# learning curve



## ryorkies (May 4, 2010)

Finally have a chance to talk about last weekends maiden
camp out. 
Not sure where others hike. But my son and I took Sully
and went 2 miles cross country. Brush, deadfall logs, bog,
rock slides. Over hill and dale. A hard 2 miles. Going was slow.
Took about 3 hours.
And I soon realized that even though I walk the goats daily.
We are both fat and out of shape. ((((((huff,puff,pant)))))

Sully packed 28lbs. Brandon 30 and I a mire 10.
Brandon did say that this was the lightest pack he has ever done.
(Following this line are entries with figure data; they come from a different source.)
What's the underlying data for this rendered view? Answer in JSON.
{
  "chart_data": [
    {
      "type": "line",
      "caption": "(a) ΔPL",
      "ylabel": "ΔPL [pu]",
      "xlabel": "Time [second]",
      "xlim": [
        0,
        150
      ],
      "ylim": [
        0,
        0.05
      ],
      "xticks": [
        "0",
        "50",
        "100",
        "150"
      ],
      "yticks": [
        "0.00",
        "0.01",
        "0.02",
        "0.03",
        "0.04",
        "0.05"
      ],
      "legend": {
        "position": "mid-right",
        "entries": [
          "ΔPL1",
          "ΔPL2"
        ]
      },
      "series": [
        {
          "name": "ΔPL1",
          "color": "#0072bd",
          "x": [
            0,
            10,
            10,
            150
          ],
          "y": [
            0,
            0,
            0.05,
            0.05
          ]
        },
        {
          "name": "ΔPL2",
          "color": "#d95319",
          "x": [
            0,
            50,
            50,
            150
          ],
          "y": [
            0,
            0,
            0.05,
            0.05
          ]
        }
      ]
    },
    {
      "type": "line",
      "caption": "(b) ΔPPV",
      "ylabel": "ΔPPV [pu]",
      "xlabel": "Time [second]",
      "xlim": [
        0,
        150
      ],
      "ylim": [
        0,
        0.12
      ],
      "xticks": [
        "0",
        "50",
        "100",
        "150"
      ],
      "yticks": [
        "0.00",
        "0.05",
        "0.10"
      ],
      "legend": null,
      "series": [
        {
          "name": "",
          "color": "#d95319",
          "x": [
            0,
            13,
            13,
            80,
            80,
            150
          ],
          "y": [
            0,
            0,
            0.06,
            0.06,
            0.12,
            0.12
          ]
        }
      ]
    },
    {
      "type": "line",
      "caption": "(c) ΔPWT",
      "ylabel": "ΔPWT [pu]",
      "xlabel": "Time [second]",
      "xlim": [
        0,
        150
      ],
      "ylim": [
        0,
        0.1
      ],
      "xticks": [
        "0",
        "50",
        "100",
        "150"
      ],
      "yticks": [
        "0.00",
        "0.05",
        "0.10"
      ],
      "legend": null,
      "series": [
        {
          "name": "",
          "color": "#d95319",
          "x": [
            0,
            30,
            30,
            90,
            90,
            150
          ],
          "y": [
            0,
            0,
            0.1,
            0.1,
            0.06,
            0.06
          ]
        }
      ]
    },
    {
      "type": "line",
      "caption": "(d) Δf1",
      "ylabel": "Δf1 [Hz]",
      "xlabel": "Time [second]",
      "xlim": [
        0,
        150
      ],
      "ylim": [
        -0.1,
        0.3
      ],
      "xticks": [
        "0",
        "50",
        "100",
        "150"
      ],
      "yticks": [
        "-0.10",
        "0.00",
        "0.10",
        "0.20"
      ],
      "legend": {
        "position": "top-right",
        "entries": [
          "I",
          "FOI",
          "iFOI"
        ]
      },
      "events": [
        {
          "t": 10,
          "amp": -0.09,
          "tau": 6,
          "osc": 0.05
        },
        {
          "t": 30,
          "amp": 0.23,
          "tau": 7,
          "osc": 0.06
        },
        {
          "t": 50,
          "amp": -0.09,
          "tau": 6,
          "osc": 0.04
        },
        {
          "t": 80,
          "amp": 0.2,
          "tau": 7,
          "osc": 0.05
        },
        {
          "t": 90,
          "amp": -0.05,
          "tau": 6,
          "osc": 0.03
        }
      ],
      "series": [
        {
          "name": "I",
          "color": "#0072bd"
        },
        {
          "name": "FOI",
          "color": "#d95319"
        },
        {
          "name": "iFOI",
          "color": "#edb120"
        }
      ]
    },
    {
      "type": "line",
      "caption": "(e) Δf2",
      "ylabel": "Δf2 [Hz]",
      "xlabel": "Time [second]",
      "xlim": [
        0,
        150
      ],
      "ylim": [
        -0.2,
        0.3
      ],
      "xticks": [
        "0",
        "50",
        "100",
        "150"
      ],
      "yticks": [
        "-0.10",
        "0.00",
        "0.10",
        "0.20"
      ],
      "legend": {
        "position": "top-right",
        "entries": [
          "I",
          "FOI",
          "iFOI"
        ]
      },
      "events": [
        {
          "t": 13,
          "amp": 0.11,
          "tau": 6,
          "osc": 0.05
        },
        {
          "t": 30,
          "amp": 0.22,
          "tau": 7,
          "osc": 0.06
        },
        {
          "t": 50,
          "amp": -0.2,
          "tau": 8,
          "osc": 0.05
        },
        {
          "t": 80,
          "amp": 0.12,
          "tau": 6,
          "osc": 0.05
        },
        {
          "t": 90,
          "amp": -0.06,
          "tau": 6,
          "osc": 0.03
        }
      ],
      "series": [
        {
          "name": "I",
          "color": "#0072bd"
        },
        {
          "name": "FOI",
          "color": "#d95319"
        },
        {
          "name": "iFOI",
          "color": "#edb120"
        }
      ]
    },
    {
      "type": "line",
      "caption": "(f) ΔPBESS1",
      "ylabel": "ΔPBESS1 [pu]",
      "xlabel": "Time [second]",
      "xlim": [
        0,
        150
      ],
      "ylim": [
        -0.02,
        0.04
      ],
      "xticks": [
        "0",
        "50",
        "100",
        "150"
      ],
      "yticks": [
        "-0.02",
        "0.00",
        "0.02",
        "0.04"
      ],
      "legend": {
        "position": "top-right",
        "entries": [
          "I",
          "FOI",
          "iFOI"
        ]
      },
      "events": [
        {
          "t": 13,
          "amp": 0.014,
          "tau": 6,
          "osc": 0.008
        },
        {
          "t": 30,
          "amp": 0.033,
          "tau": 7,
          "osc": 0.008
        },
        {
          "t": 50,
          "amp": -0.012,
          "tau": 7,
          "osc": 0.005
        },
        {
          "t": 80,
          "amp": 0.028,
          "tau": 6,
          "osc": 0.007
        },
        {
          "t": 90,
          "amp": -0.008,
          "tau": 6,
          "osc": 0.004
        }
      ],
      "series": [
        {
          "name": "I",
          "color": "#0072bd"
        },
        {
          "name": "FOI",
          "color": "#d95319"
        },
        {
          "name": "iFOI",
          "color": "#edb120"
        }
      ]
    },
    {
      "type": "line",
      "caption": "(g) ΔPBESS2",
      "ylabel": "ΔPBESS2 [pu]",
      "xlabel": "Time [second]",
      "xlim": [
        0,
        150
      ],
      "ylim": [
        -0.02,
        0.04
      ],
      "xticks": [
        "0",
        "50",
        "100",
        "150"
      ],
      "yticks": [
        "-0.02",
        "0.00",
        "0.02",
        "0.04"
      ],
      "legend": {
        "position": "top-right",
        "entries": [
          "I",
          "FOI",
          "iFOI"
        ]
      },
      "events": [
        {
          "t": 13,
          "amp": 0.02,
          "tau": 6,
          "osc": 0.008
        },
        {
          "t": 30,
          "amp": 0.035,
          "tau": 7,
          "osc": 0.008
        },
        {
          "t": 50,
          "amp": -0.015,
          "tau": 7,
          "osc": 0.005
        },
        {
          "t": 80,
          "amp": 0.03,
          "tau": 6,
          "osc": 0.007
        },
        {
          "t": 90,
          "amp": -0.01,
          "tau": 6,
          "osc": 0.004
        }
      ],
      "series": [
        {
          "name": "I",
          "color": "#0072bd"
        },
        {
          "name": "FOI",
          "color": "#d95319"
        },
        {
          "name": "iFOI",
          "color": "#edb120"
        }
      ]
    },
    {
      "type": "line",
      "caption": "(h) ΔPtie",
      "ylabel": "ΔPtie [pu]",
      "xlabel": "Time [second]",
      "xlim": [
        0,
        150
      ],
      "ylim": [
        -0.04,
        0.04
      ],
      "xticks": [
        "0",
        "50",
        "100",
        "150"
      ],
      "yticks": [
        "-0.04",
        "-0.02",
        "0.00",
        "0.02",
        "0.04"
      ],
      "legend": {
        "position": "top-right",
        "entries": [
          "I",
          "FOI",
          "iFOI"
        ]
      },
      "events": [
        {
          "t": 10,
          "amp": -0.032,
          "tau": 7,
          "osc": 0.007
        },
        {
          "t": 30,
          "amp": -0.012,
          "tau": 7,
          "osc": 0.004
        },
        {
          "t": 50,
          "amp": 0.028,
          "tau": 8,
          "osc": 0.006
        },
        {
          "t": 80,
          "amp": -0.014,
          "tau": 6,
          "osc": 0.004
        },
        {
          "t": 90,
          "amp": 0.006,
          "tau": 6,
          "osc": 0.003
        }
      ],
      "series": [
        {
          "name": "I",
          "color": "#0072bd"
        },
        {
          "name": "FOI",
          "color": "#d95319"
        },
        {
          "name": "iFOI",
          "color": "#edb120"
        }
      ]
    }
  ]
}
I know some say that you do not need to put the
packs on when they are young for training. But after
this trip I realized that Sully did not know how wide a pack
is. He just plowed through. With no regards to being stuck
or pack damage. Did not seem to catch on really fast.
So when in a fairly dense brushy area. I would lead/guide him.
I was thinking that some light weight bulky packs when younger 
may of taught him to watch his width.

One other thing that has been mentioned in this forum is
putting the goats in a tent. We tried this out. 
1st: Goats think screen windows are doors. LOL
2nd: Sully did not know or care that our tent was not his tent.

All in all. I had a nice time. Brandon caught lots of fish.
And I look forward to going again.


----------



## Bob Jones (Aug 21, 2009)

My most experienced goats get snagged just for fun. Mikey is notorious for getting caught, tangled, twisted. He has shredded more cheap bags than I care to count. Maybe I don't know any better and just expect it from them.


----------



## ryorkies (May 4, 2010)

When I was teaching the horses to pack.
(On lead of course) I would tap the tree 
we were moving around. The horse would then
look at the tree. And seemed to get the connection
that when I tapped the tree the pack would drag that
tree. so they seemed to learn how to avoid the
dragging. 

Are goats different?


----------



## fivemoremiles (Jan 19, 2010)

I had a pack horse that hit every tree unless i taped it. he never learned to judge the distance. thinking back on it i wonder if he had a depth proscription problem. he was a great horse and i was very sad when i sold him.


----------